Nicht nur die Designer in der Zentrale in La Coruña, die aus aller Welt kommen, sondern auch die Verkäuferinnen rund um den Globus sind per App mit der Produktion und dem Lager verbunden. Sie alle fungieren als Trendscouts. Läuft in vielen Geschäften die Farbe Braun nicht, wird in Galizien auf dem Zeichentisch sofort was anderes ausprobiert.

Ortega und Isla haben eine perfekte Kopiermaschine geschaffen, die nichts anderes macht, als weltweit Modetrends aufzuspüren, sie in Rekordzeit umzusetzen und in die eigenen Läden zu bringen.

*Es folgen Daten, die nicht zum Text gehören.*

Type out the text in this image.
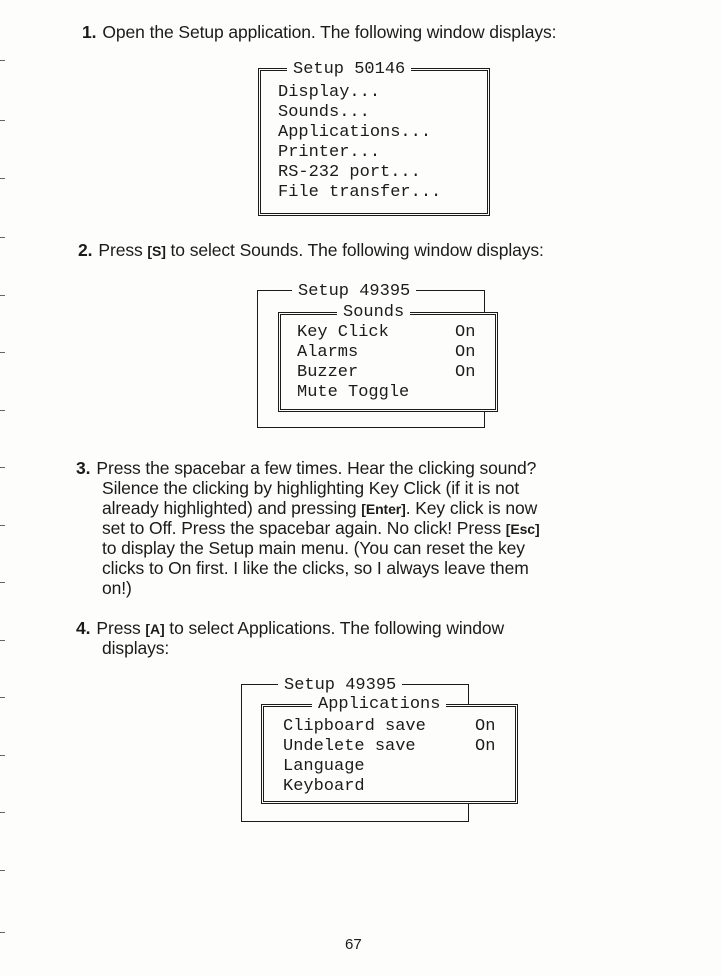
1. Open the Setup application. The following window displays:
Setup 50146
Display...
Sounds...
Applications...
Printer...
RS-232 port...
File transfer...
2. Press [S] to select Sounds. The following window displays:
Setup 49395
Sounds
Key Click	On
Alarms	On
Buzzer	On
Mute Toggle
3. Press the spacebar a few times. Hear the clicking sound?
Silence the clicking by highlighting Key Click (if it is not
already highlighted) and pressing [Enter]. Key click is now
set to Off. Press the spacebar again. No click! Press [Esc]
to display the Setup main menu. (You can reset the key
clicks to On first. I like the clicks, so I always leave them
on!)
4. Press [A] to select Applications. The following window
displays:
Setup 49395
Applications
Clipboard save	On
Undelete save	On
Language
Keyboard
67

Inditex Technologiezentrum an der Firmenzentrale in La Coruña
Alles im Blick: Technologiezentrum in der Firmenzentrale von Inditex in La CoruñaBild: Inditex

Der Startschuss dazu fiel 1989 dort, wo nach Meinung Ortegas die wichtigsten Modetrends entstehen: Zara ging nach New York und Paris - und nicht nach München, Mailand oder Rom. Neue Farben oder Schnitte kommen binnen drei Wochen in die Geschäfte.

Gefertigt werden die Textilien von 7210 Nähbetrieben in der ganzen Welt. Die meisten davon sind in China (1866 Betriebe), der Türkei (1459) und Portugal (1344). 

Börse wenig begeistert

Es dauerte lange, bis Isla die Analysten von den Vorteilen dieses Systems überzeugen konnte. Inzwischen gilt Zara zwar als Modell für ein logistikgetriebenes, globales Unternehmen, doch die Aktie läuft immer noch lahm. In fünf Jahren stieg der Preis gerade einmal von 23 auf 25 Euro.

Das Hauptproblem: Inditex wird trotz aller Bemühungen nicht als Tech-Konzern wahr genommen. Das ist die nächste Herausforderung für Inditex-Chef Isla. Genug Geld bekommt er: Laut spanischen Zeitungsberichten verdient der gelernte Anwalt über drei Millionen Euro Festgehalt im Jahr.